Acute kidney injury (AKI) is a common complication in medical practice accounting from 8-18% of hospitalized patients. However, although it has been well-established that AKI is linked to increased mortality in hospitalized patients, whether this knowledge would extend to Coronavirus Disease 2019 (COVID-19) patients remained unanswered. Thus, this study aimed to determine the incidence of AKI and its association with mortality in COVID-19 patients from available literatures using a systematic review and meta-analysis.

Methods

We search Ovid MEDLINE, EMBASE, and the Cochrane Library for eligible publications reporting the clinical characteristics of confirmed COVID-19 patients without language restriction.
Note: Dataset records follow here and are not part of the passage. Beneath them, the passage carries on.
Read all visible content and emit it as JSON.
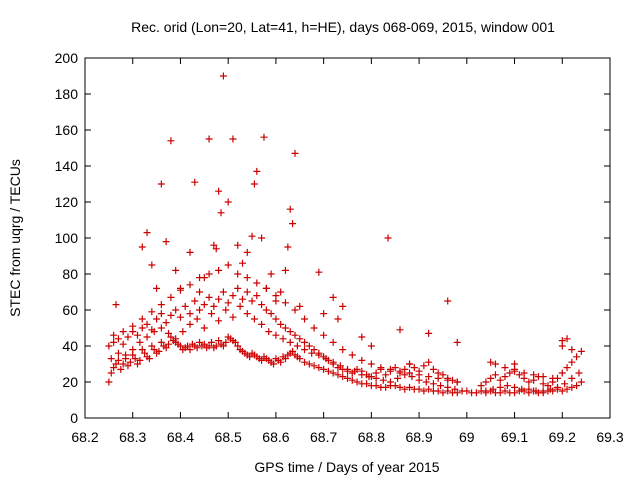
{
  "chart_data": {
    "type": "scatter",
    "title": "Rec. orid (Lon=20, Lat=41, h=HE), days 068-069, 2015, window 001",
    "xlabel": "GPS time / Days of year 2015",
    "ylabel": "STEC from uqrg / TECUs",
    "xlim": [
      68.2,
      69.3
    ],
    "ylim": [
      0,
      200
    ],
    "xticks": [
      "68.2",
      "68.3",
      "68.4",
      "68.5",
      "68.6",
      "68.7",
      "68.8",
      "68.9",
      "69",
      "69.1",
      "69.2",
      "69.3"
    ],
    "yticks": [
      "0",
      "20",
      "40",
      "60",
      "80",
      "100",
      "120",
      "140",
      "160",
      "180",
      "200"
    ],
    "grid": false,
    "legend": "none",
    "marker": "plus",
    "color": "#cc0000",
    "series": [
      {
        "x": [
          68.25,
          68.255,
          68.26,
          68.265,
          68.27,
          68.275,
          68.28,
          68.285,
          68.29,
          68.295,
          68.3,
          68.305,
          68.31,
          68.315,
          68.32,
          68.325,
          68.33,
          68.335,
          68.34,
          68.345,
          68.35,
          68.355,
          68.36,
          68.365,
          68.37,
          68.375,
          68.38,
          68.385,
          68.39,
          68.395,
          68.4,
          68.405,
          68.41,
          68.415,
          68.42,
          68.425,
          68.43,
          68.435,
          68.44,
          68.445,
          68.45,
          68.455,
          68.46,
          68.465,
          68.47,
          68.475,
          68.48,
          68.485,
          68.49,
          68.495,
          68.5,
          68.505,
          68.51,
          68.515,
          68.52,
          68.525,
          68.53,
          68.535,
          68.54,
          68.545,
          68.55,
          68.555,
          68.56,
          68.565,
          68.57,
          68.575,
          68.58,
          68.585,
          68.59,
          68.595,
          68.6,
          68.605,
          68.61,
          68.615,
          68.62,
          68.625,
          68.63,
          68.635,
          68.64,
          68.645,
          68.65,
          68.66,
          68.67,
          68.68,
          68.69,
          68.7,
          68.71,
          68.72,
          68.73,
          68.74,
          68.75,
          68.76,
          68.77,
          68.78,
          68.79,
          68.8,
          68.81,
          68.82,
          68.83,
          68.84,
          68.85,
          68.86,
          68.87,
          68.88,
          68.89,
          68.9,
          68.91,
          68.92,
          68.93,
          68.94,
          68.95,
          68.96,
          68.97,
          68.98,
          68.99,
          69.0,
          69.01,
          69.02,
          69.03,
          69.04,
          69.05,
          69.06,
          69.07,
          69.08,
          69.09,
          69.1,
          69.11,
          69.12,
          69.13,
          69.14,
          69.15,
          69.16,
          69.17,
          69.18,
          69.19,
          69.2,
          69.21,
          69.22,
          69.23,
          69.24
        ],
        "y": [
          20,
          25,
          28,
          30,
          32,
          27,
          30,
          33,
          29,
          31,
          35,
          33,
          30,
          32,
          38,
          36,
          34,
          33,
          40,
          38,
          36,
          37,
          42,
          40,
          39,
          41,
          45,
          43,
          42,
          41,
          40,
          38,
          39,
          40,
          38,
          41,
          40,
          39,
          42,
          40,
          41,
          39,
          40,
          42,
          39,
          40,
          43,
          41,
          40,
          42,
          45,
          44,
          43,
          42,
          40,
          38,
          37,
          36,
          35,
          34,
          36,
          35,
          34,
          33,
          32,
          34,
          33,
          32,
          31,
          30,
          33,
          32,
          31,
          34,
          33,
          35,
          36,
          37,
          35,
          34,
          33,
          31,
          30,
          29,
          28,
          27,
          26,
          25,
          24,
          23,
          22,
          21,
          20,
          19,
          19,
          18,
          18,
          17,
          17,
          18,
          18,
          17,
          16,
          17,
          16,
          16,
          15,
          16,
          15,
          15,
          14,
          15,
          14,
          14,
          15,
          15,
          14,
          14,
          15,
          14,
          15,
          14,
          14,
          15,
          14,
          14,
          15,
          15,
          14,
          15,
          14,
          14,
          15,
          15,
          16,
          15,
          16,
          17,
          18,
          20
        ]
      },
      {
        "x": [
          68.25,
          68.26,
          68.27,
          68.28,
          68.29,
          68.3,
          68.31,
          68.32,
          68.33,
          68.34,
          68.35,
          68.36,
          68.37,
          68.38,
          68.39,
          68.4,
          68.41,
          68.42,
          68.43,
          68.44,
          68.45,
          68.46,
          68.47,
          68.48,
          68.49,
          68.5,
          68.51,
          68.52,
          68.53,
          68.54,
          68.55,
          68.56,
          68.57,
          68.58,
          68.59,
          68.6,
          68.61,
          68.62,
          68.63,
          68.64,
          68.65,
          68.66,
          68.67,
          68.68,
          68.69,
          68.7,
          68.71,
          68.72,
          68.73,
          68.74,
          68.75,
          68.76,
          68.77,
          68.78,
          68.79,
          68.8,
          68.81,
          68.82,
          68.83,
          68.84,
          68.85,
          68.86,
          68.87,
          68.88,
          68.89,
          68.9,
          68.91,
          68.92,
          68.93,
          68.94,
          68.95,
          68.96,
          68.97,
          68.98,
          69.03,
          69.04,
          69.05,
          69.06,
          69.07,
          69.08,
          69.09,
          69.1,
          69.11,
          69.12,
          69.13,
          69.14,
          69.15,
          69.16,
          69.17,
          69.18,
          69.19,
          69.2,
          69.21,
          69.22,
          69.23,
          69.24
        ],
        "y": [
          40,
          42,
          44,
          41,
          45,
          48,
          46,
          50,
          52,
          49,
          55,
          58,
          53,
          57,
          60,
          56,
          62,
          58,
          65,
          60,
          63,
          67,
          62,
          66,
          70,
          64,
          68,
          72,
          66,
          70,
          65,
          68,
          63,
          60,
          58,
          55,
          52,
          50,
          48,
          46,
          44,
          42,
          40,
          38,
          36,
          34,
          32,
          30,
          28,
          27,
          26,
          25,
          27,
          26,
          24,
          23,
          25,
          27,
          24,
          26,
          28,
          25,
          27,
          30,
          28,
          26,
          29,
          31,
          27,
          25,
          24,
          22,
          21,
          20,
          18,
          20,
          22,
          24,
          21,
          23,
          25,
          27,
          24,
          22,
          20,
          21,
          23,
          19,
          18,
          20,
          22,
          25,
          28,
          31,
          34,
          37
        ]
      },
      {
        "x": [
          68.255,
          68.27,
          68.285,
          68.3,
          68.315,
          68.33,
          68.345,
          68.36,
          68.375,
          68.39,
          68.405,
          68.42,
          68.435,
          68.45,
          68.465,
          68.48,
          68.495,
          68.51,
          68.525,
          68.54,
          68.555,
          68.57,
          68.585,
          68.6,
          68.615,
          68.63,
          68.645,
          68.66,
          68.675,
          68.69,
          68.705,
          68.72,
          68.735,
          68.75,
          68.765,
          68.78,
          68.795,
          68.81,
          68.825,
          68.84,
          68.855,
          68.87,
          68.885,
          68.9,
          68.915,
          68.93,
          68.945,
          68.96,
          68.975,
          69.04,
          69.055,
          69.07,
          69.085,
          69.1,
          69.115,
          69.13,
          69.145,
          69.16,
          69.175,
          69.19,
          69.205,
          69.22,
          69.235
        ],
        "y": [
          33,
          36,
          35,
          38,
          42,
          45,
          48,
          50,
          47,
          44,
          48,
          52,
          55,
          50,
          58,
          54,
          60,
          56,
          62,
          58,
          55,
          52,
          48,
          46,
          44,
          42,
          40,
          38,
          36,
          35,
          33,
          31,
          29,
          27,
          26,
          24,
          23,
          22,
          21,
          20,
          22,
          24,
          23,
          21,
          20,
          19,
          18,
          17,
          16,
          15,
          16,
          17,
          18,
          17,
          16,
          16,
          15,
          15,
          16,
          17,
          19,
          22,
          25
        ]
      },
      {
        "x": [
          68.26,
          68.28,
          68.3,
          68.32,
          68.34,
          68.36,
          68.38,
          68.4,
          68.42,
          68.44,
          68.46,
          68.48,
          68.5,
          68.52,
          68.54,
          68.56,
          68.58,
          68.6,
          68.62,
          68.64,
          68.66,
          68.68,
          68.7,
          68.72,
          68.74,
          68.76,
          68.78,
          68.8,
          68.82,
          68.84,
          68.86,
          68.88,
          68.9,
          68.92,
          68.94,
          68.96,
          68.98,
          69.06,
          69.08,
          69.1,
          69.12,
          69.14,
          69.16,
          69.18,
          69.2,
          69.22
        ],
        "y": [
          46,
          48,
          51,
          55,
          59,
          63,
          67,
          71,
          74,
          78,
          80,
          82,
          85,
          80,
          78,
          75,
          72,
          68,
          64,
          60,
          55,
          50,
          46,
          42,
          38,
          35,
          32,
          30,
          28,
          27,
          26,
          25,
          24,
          23,
          22,
          21,
          20,
          30,
          28,
          26,
          25,
          24,
          23,
          22,
          40,
          38
        ]
      },
      {
        "x": [
          68.265,
          68.32,
          68.33,
          68.34,
          68.35,
          68.36,
          68.37,
          68.38,
          68.39,
          68.4,
          68.42,
          68.43,
          68.44,
          68.45,
          68.46,
          68.47,
          68.475,
          68.48,
          68.485,
          68.49,
          68.5,
          68.51,
          68.52,
          68.53,
          68.54,
          68.55,
          68.555,
          68.56,
          68.57,
          68.575,
          68.58,
          68.59,
          68.6,
          68.61,
          68.62,
          68.625,
          68.63,
          68.635,
          68.64,
          68.65,
          68.69,
          68.7,
          68.72,
          68.73,
          68.74,
          68.78,
          68.8,
          68.835,
          68.86,
          68.88,
          68.92,
          68.96,
          68.98,
          69.05,
          69.1,
          69.2,
          69.21
        ],
        "y": [
          63,
          95,
          103,
          85,
          72,
          130,
          98,
          154,
          82,
          72,
          92,
          131,
          70,
          78,
          155,
          96,
          94,
          126,
          114,
          190,
          120,
          155,
          96,
          86,
          92,
          101,
          130,
          137,
          100,
          156,
          72,
          80,
          65,
          70,
          82,
          95,
          116,
          108,
          147,
          62,
          81,
          58,
          67,
          55,
          62,
          45,
          40,
          100,
          49,
          30,
          47,
          65,
          42,
          31,
          30,
          43,
          44
        ]
      }
    ]
  }
}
Incidence of AKI and mortality were reported. Because COVID-19 is an emerging pandemic, a large number of studies were published within a short period of time. Valid Institutional Review Board (IRB) number or approval by the National Health Commission of that country were screened to avoid studies with duplicated patients' population.

Results

From 26 studies (n = 5,497), the pooled incidence of AKI in COVID-19 patients was 8.4% (95% CI, 6.0-11.7) with a pooled incidence of renal replacement therapy of 3.6% (95% CI, 1.8-7.1). The incidence of AKI was higher in critically ill patients (19.9%) compared to hospitalized patients (7.3%). Critically ill patients had higher mortality than hospitalized patients. (33% vs. 16.1%, respectively). The pooled estimated unadjusted odds ratio for mortality from AKI was 13.33 (95% CI, 4.05-43.91). By using meta-regression analyses, the incidence of AKI was positively associated with mortality in an adjusted model (Q 26.18; p = 0.02). Moreover, our adjusted model showed that age (p < 0.01), diabetes (p = 0.02), hypertension (p < 0.01) and baseline serum creatinine levels (p = 0.04) were positively associated with the incidence of AKI.

Conclusion

AKI is present in 8.3% of overall COVID-19 patients and in 19.9% of critically ill COVID-19 patients. Presence of AKI is associated with 13-fold increased risk of mortality. Age, diabetes, hypertension, and baseline serum creatinine levels are associated with increased AKI incidence. More studies, including the ones from multi-national databases, are encouraged to confirm our findings.